Author: Craig Lancaster
Series: Stand Alone
Pages: 304
Published: Available now from Amazon Encore
ISBN: 9781935597247
Source: sent for review
Description: He owed a lot of people, but I was the only one left to collect. I told myself that I didn’t care about him, only about what he owed me, whatever that was. I even tried to believe it. When Mitch Quillen’s life begins to unravel, he fears there is no escape. His marriage and his career are both failing, and his relationship with his father has been a disaster for decades. Approaching forty, Mitch doesn’t want to become a middle-aged statistic. When his estranged father, Jim, suddenly calls, Mitch’s wife urges him to respond. Ready for a change, Mitch heads to Montana and a showdown that will alter the course of his life. Amid a backdrop of rugged peaks and valleys, the story unfolds: a violent episode that triggered the rift, thirty years of miscommunication, and the possibility of misplaced blame.
I Give This ...
Lancaster's debut novel 600 Hours of Edward was one of my favorite books of 2009. So, needless to say, I was more than happy to review his sophomore effort.

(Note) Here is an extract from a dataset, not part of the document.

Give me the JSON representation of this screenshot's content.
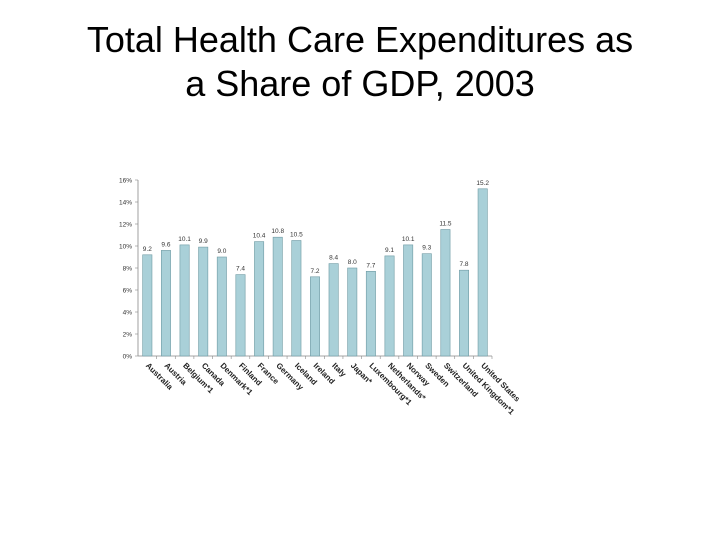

Lancaster creates characters that you can identify with. Mitch is no exception. I really felt his struggle with is wife and his battle to try to figure out the best way to save his marriage. I also felt his struggle with himself and the things he's burried so deep even he's not sure what exactly they are. But most of all, I really felt his struggle with his father. And really it's the basis of the entire story because it's affected Mitch's entire life.
I like the Lancaster tackled such a delicate subject as family rifts. My own family is pretty tight as is my husband's. But, I can see how they could happen. And, I'm sure it's very common. The book explorers a summer when Mitch was young when the initial rift occurred and the present (well 2007 but could be the present). His father has reached out to him and they must overcome that summer that stands between them.
Reading about Mitch's father and you can see why he's a hard man to like. When Mitch was young, he was never the father he needed him to be. And now that he's an adult, he's a man he wishes could change but accepts that maybe that's not possible. As the events of both summers are laid out in the book we come to really understand what's going on. Mitch's father has been hiding things for so long that I'm not even sure he can let them go them. I was surprised at Mitch's father's upbringing. It was dark and unpleasant and I think accounted for a lot of how he acted as a man, husband, and a father. I wasn't fully surprised at the events that ended that summer when Mitch was young or at what caused him to reach out to his son when he did.
Overall, this was an enjoyable read. I liked the dynamics of the story. And, while the subject matter could be depressing, the story didn't really have that tone. It was more about hope, letting go, and that sometime relationship are the most important things of all!